A major concern of Edge compute is the risk of increased maintenance burden and complexity for network operators. If processing is distributed widely within a network with many parallel applications operating concurrently it’s not practical to manage each of those components separately. A key aspect of any distributed Edge compute architecture is a centralized management function. The centralized management function aggregates configuration and operational data allowing for a single source-of-truth and a single-pane-of-glass and enables support scaling through automation and network programmability.

With centralized management and Edge computing, the future of DAA last-mile access remains competitive and attractive to consumers.
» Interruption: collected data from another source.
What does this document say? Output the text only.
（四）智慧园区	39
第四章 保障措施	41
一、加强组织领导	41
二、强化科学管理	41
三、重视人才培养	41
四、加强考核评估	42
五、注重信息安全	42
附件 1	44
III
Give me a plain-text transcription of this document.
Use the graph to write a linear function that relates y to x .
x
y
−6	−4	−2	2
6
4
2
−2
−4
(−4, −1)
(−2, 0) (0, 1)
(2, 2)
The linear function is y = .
Vecima’s Entra Distributed Access Architecture (DAA) with R-MACPHY rises to the challenge. Our Entra Access Nodes distribute DOCSIS and PON Access to the network edge, reducing latency and unifying subscriber transport on Ethernet. The Entra Access Controller (EAC) centralizes management across DOCSIS and PON into a single pane of glass able to be hosted on premises or in cloud computing environments. Hosting the EAC on-premises is a traditional and proven deployment topology that many of our customers have successfully used for many years.
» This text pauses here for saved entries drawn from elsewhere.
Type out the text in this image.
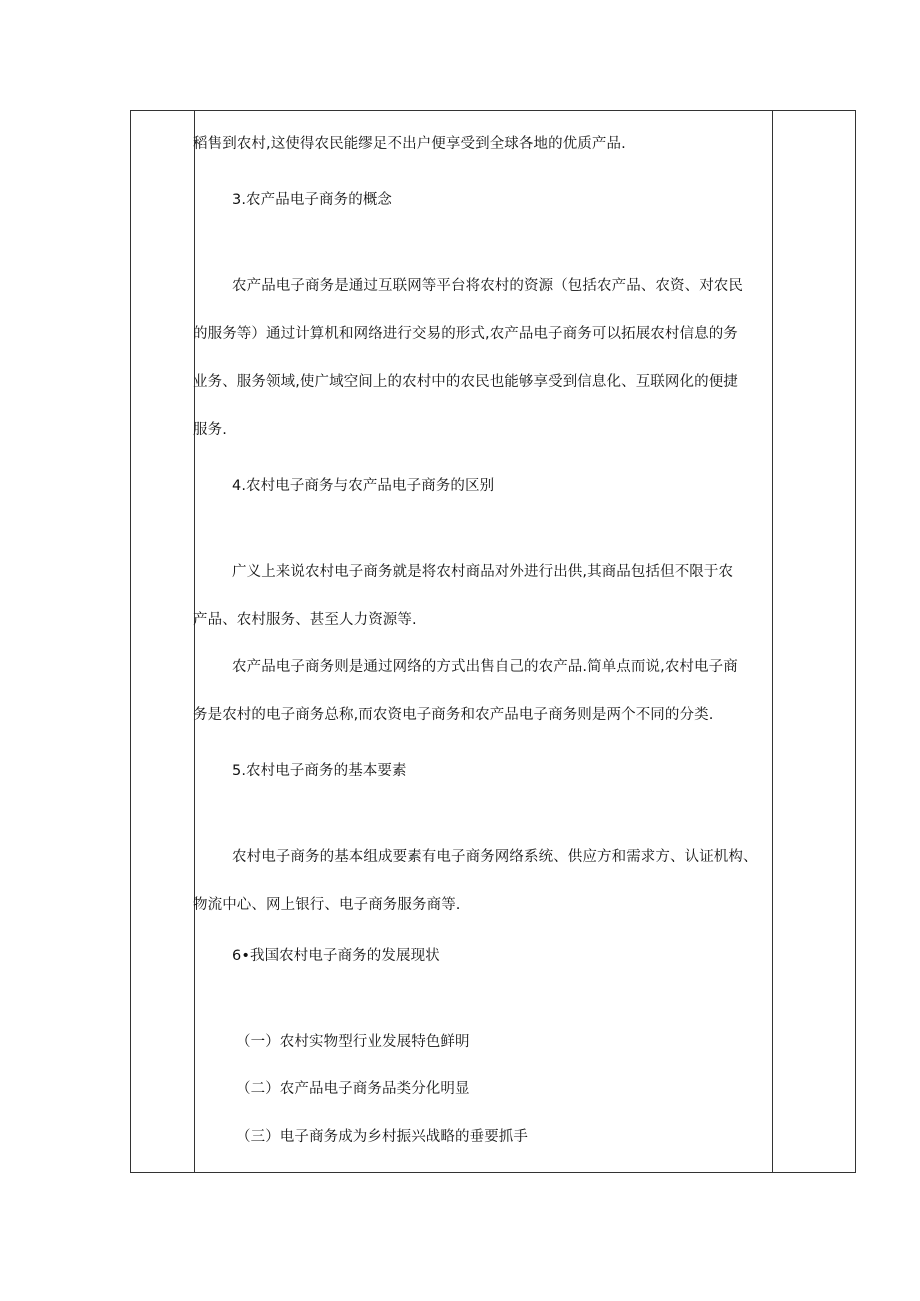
稻售到农村,这使得农民能缪足不出户便享受到全球各地的优质产品.
3.农产品电子商务的概念
农产品电子商务是通过互联网等平台将农村的资源（包括农产品、农资、对农民
的服务等）通过计算机和网络进行交易的形式,农产品电子商务可以拓展农村信息的务
业务、服务领域,使广域空间上的农村中的农民也能够享受到信息化、互联网化的便捷
服务.
4.农村电子商务与农产品电子商务的区别
广义上来说农村电子商务就是将农村商品对外进行出供,其商品包括但不限于农
产品、农村服务、甚至人力资源等.
农产品电子商务则是通过网络的方式出售自己的农产品.简单点而说,农村电子商
务是农村的电子商务总称,而农资电子商务和农产品电子商务则是两个不同的分类.
5.农村电子商务的基本要素
农村电子商务的基本组成要素有电子商务网络系统、供应方和需求方、认证机构、
物流中心、网上银行、电子商务服务商等.
6•我国农村电子商务的发展现状
（一）农村实物型行业发展特色鲜明
（二）农产品电子商务品类分化明显
（三）电子商务成为乡村振兴战略的垂要抓手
However, a number of our customers are moving to “virtual data centers” or “virtual hubs” where physical presence is reduced, and CAPEX expenditures are transferred to agile pay-as-you-grow OPEX investments. In that architecture, the centralized management is hosted in the Cloud and the last-mile MAC is hosted in remote Node enclosures while the facilities in-between are reduced and focused on Ethernet/IP packet transport. This results in significant facilities savings and opens new opportunities for facility collapses.

Deploying our edge-computing Entra Access Nodes in physical locations throughout serving areas while deploying our Entra Access Controller into a Cloud network is an attractive prospect. The advantages of the architecture our customers see are varied, including hub-collapses, facilities reductions, network and staff centralization, long-run backhauls, cost-effective “mini” serving groups, and cost reductions to add homes-passed and new footprints.
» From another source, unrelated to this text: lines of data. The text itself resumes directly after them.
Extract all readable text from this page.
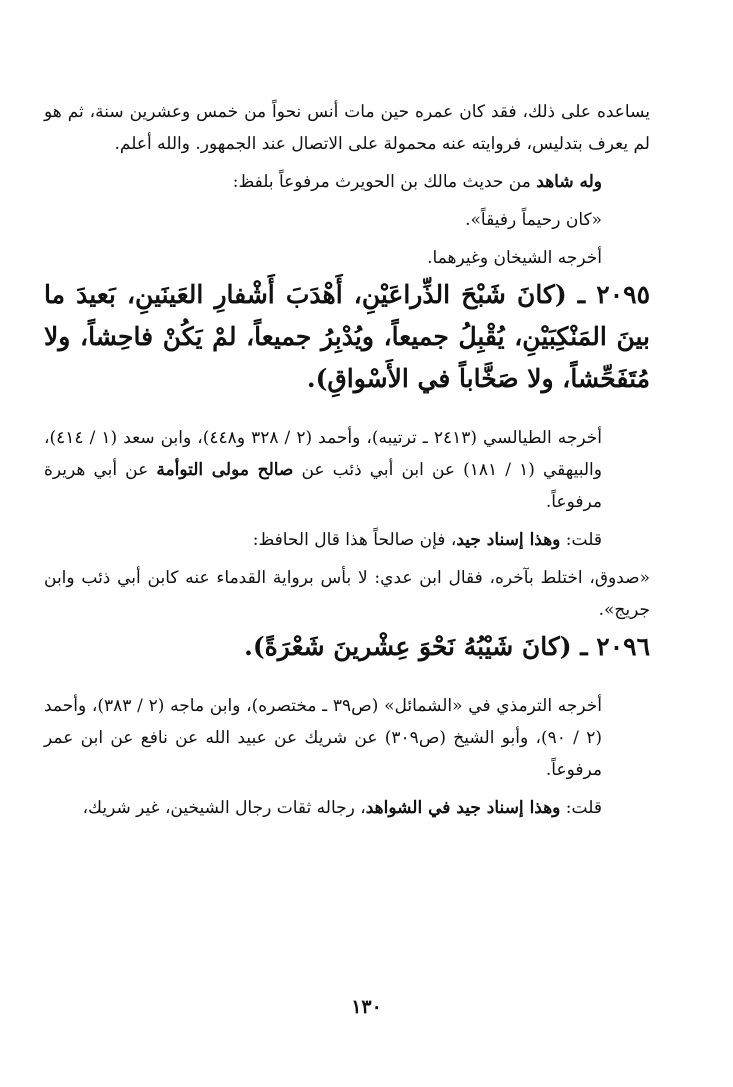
يساعده على ذلك، فقد كان عمره حين مات أنس نحواً من خمس وعشرين سنة، ثم هو لم يعرف بتدليس، فروايته عنه محمولة على الاتصال عند الجمهور. والله أعلم.

وله شاهد من حديث مالك بن الحويرث مرفوعاً بلفظ:

«كان رحيماً رفيقاً».

أخرجه الشيخان وغيرهما.

٢٠٩٥ ـ (كانَ شَبْحَ الذِّراعَيْنِ، أَهْدَبَ أَشْفارِ العَينَينِ، بَعيدَ ما بينَ المَنْكِبَيْنِ، يُقْبِلُ جميعاً، ويُدْبِرُ جميعاً، لمْ يَكُنْ فاحِشاً، ولا مُتَفَحِّشاً، ولا صَخَّاباً في الأَسْواقِ).

أخرجه الطيالسي (٢٤١٣ ـ ترتيبه)، وأحمد (٢ / ٣٢٨ و٤٤٨)، وابن سعد (١ / ٤١٤)، والبيهقي (١ / ١٨١) عن ابن أبي ذئب عن صالح مولى التوأمة عن أبي هريرة مرفوعاً.

قلت: وهذا إسناد جيد، فإن صالحاً هذا قال الحافظ:

«صدوق، اختلط بآخره، فقال ابن عدي: لا بأس برواية القدماء عنه كابن أبي ذئب وابن جريج».

٢٠٩٦ ـ (كانَ شَيْبُهُ نَحْوَ عِشْرينَ شَعْرَةً).

أخرجه الترمذي في «الشمائل» (ص٣٩ ـ مختصره)، وابن ماجه (٢ / ٣٨٣)، وأحمد (٢ / ٩٠)، وأبو الشيخ (ص٣٠٩) عن شريك عن عبيد الله عن نافع عن ابن عمر مرفوعاً.

قلت: وهذا إسناد جيد في الشواهد، رجاله ثقات رجال الشيخين، غير شريك،

١٣٠
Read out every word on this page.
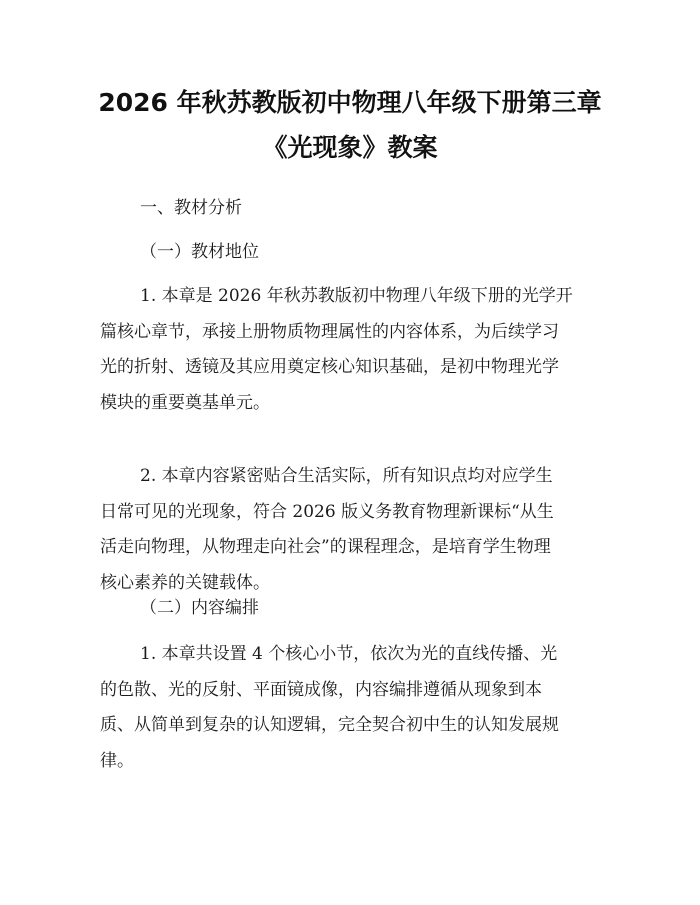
2026 年秋苏教版初中物理八年级下册第三章
《光现象》教案
一、教材分析
（一）教材地位
1. 本章是 2026 年秋苏教版初中物理八年级下册的光学开
篇核心章节，承接上册物质物理属性的内容体系，为后续学习
光的折射、透镜及其应用奠定核心知识基础，是初中物理光学
模块的重要奠基单元。
2. 本章内容紧密贴合生活实际，所有知识点均对应学生
日常可见的光现象，符合 2026 版义务教育物理新课标“从生
活走向物理，从物理走向社会”的课程理念，是培育学生物理
核心素养的关键载体。
（二）内容编排
1. 本章共设置 4 个核心小节，依次为光的直线传播、光
的色散、光的反射、平面镜成像，内容编排遵循从现象到本
质、从简单到复杂的认知逻辑，完全契合初中生的认知发展规
律。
Vecima, Bluepeak, and AWS have teamed up to deploy a distributed access, cloud-controlled DOCSIS R-MACPHY access network as the first step in a journey to a cloud driven, intelligent, and cost-effective set of cloud services for access networks

In this deployment the Entra Access Controller (EAC) is deployed into a Private subnet in the US East availability zone with an AWS site-to-site VPN. Hosting the EAC in AWS means that no last-mile hardware needs to be deployed into hub or headend sites. The environmentally hardened Entra Access Nodes are strand-deployed in remote locations with a TLS/IP connection to the EAC through the site-to-site VPN. Security is applied to the AWS Virtual Private Cloud to ensure the AWS resources act as an extension to the Bluepeak network and the existing security resources. In DOCSIS Remote MACPHY, such as deployed with Bluepeak, the DOCSIS last mile is terminated in the remote Node location and subscriber traffic is directly available at the first hop switching element. No subscriber traffic needs to be routed to the Entra Access Controller, which allows subscriber traffic to be redirected to the most immediate Point-of-Presence for Internet routing and reduces Cloud transit costs from the total-cost-of-ownership.

Cable operators immediately benefit from AWS scale, security, and reliability without having to build and manage on-premises compute and cloud environments while also using edge computing to reduce latency and increase bandwidth on the Last-mile Access portion of their network. The Edge-based DOCSIS MAC, supported by CableLabs FMA standardization, distributes workloads throughout an operator network reducing latency and power consumption while delivering blazingly fast full-spectrum DOCSIS 3.1 functions to customers. The cloud-based EAC centralizes configuration, policy, and operational metrics to a single pane-of-glass increasing service agility and reducing network operation costs.

This successful deployment is the first step in an agile journey to cost-effective community-focused access networks.